We realize now that libertarianism is not enough, nor is the basic idea of white identity politics. The former creates anarchy which will inevitably shift toward the socialist consumerism of the status quo, and the latter seems defensive and does not address what we fully want, which is a Western Civilization with the greatness of the ancients.
Our people have awakened and they want something other than modernity, which they have finally revealed is a Hydra of many heads — diversity, equality, democracy, pluralism, consumerism, hipsterism — and realize that we need more than a resistance movement, but a design of a new civilization and a game plan for how to get there.

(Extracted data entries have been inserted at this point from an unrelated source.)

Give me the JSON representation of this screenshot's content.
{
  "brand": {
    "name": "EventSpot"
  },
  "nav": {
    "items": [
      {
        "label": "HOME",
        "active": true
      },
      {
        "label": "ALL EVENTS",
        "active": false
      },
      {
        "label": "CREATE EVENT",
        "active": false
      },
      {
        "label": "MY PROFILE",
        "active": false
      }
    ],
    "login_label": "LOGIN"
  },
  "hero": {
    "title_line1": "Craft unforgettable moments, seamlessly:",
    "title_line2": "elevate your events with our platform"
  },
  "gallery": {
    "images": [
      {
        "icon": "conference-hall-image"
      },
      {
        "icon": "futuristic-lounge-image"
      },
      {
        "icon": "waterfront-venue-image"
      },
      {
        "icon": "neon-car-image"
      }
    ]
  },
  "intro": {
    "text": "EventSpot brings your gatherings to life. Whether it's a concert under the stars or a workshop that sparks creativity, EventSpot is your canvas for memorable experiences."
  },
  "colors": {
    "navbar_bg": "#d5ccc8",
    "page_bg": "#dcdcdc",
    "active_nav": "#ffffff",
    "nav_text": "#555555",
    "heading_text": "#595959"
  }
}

Even more, we see problems with libertarianism:
Not surprisingly, white nationalism has problems as well:
For these reasons, white nationalism has become obsolete, much as populism has. Those ideas have achieved their initial thrust and now stand becalmed in the new world they have created, looking desperately for a threat they can pick up and use to make sense of what comes next.
Witness for example the slow realization that ethnic diversity is as toxic as racial diversity:
But I was also Polish, so I began to question whether I was at home or not, and where, in fact, home was.
I had never felt any negativity towards me in Wales. I found the people warm and welcoming.
But after Brexit, I felt a change in mood – not towards me but towards immigrants in general.
I felt some people were dehumanising “the other” and the concept began to terrify me. How could people turn on each other like this?
People turn on each other not because they hate the Other, but because the presence of the Other removes the ability to have an Us. When a population recovers from the hypnotism of democracy and equality, it wants to be itself again, and that requires sending everyone who is not of the same heritage back home.
White nationalists would embrace a Polish migration to England, or vice-versa, but actual nationalists — those who understand that nationalism means that each ethnic group is its own nation and must be autonomous — find this appalling because it means abolition of the English genetic stock and thus, the corresponding culture that produces its ideas. Those ideas will fade away with their original people to interpret them.
Our future consists of two parts: a goal and a roadmap. The former means the gnarly question of what we desire as a civilization. It is clear that we want something different from what Leftists want, and so we are breaking away from them. But what does it look like? The roadmap tells us the steps necessary to get there.
These questions are too large for a single editorial, but maybe it is more productive to simply ask the question. If everything goes right, what will our future civilization look like? Only then do we know the steps we require to get there, probably beginning with throwing out Leftist rule and then throwing out the Leftists themselves, but going on to much more.
We have no single Big Idea like the opposition does; their idea is equality, and they cram everything else into sub-headings to that. Instead, we have a few general principles and an aesthetic of what it means to be great, and right now we are trying to figure out the time-scale we are speaking of. Greatness by recent history, or compared to Rome and Greece?
These vital questions make the post-populist era one of the most exciting times in history. We are for the first time able to architect a civilization based on something other than the gradual decay which has gripped us for centuries, and this requires us to understand our values and how to preserve them, something few have thought about for a long time.
Perhaps we will find only generalities for now because most plans go awry once applied, and so it is better to have goals and instincts rather than detailed checklists. Even so, every step we take toward articulating what we want and what will be required to get there raises us out of the morass of modernity and gives us hope for the future.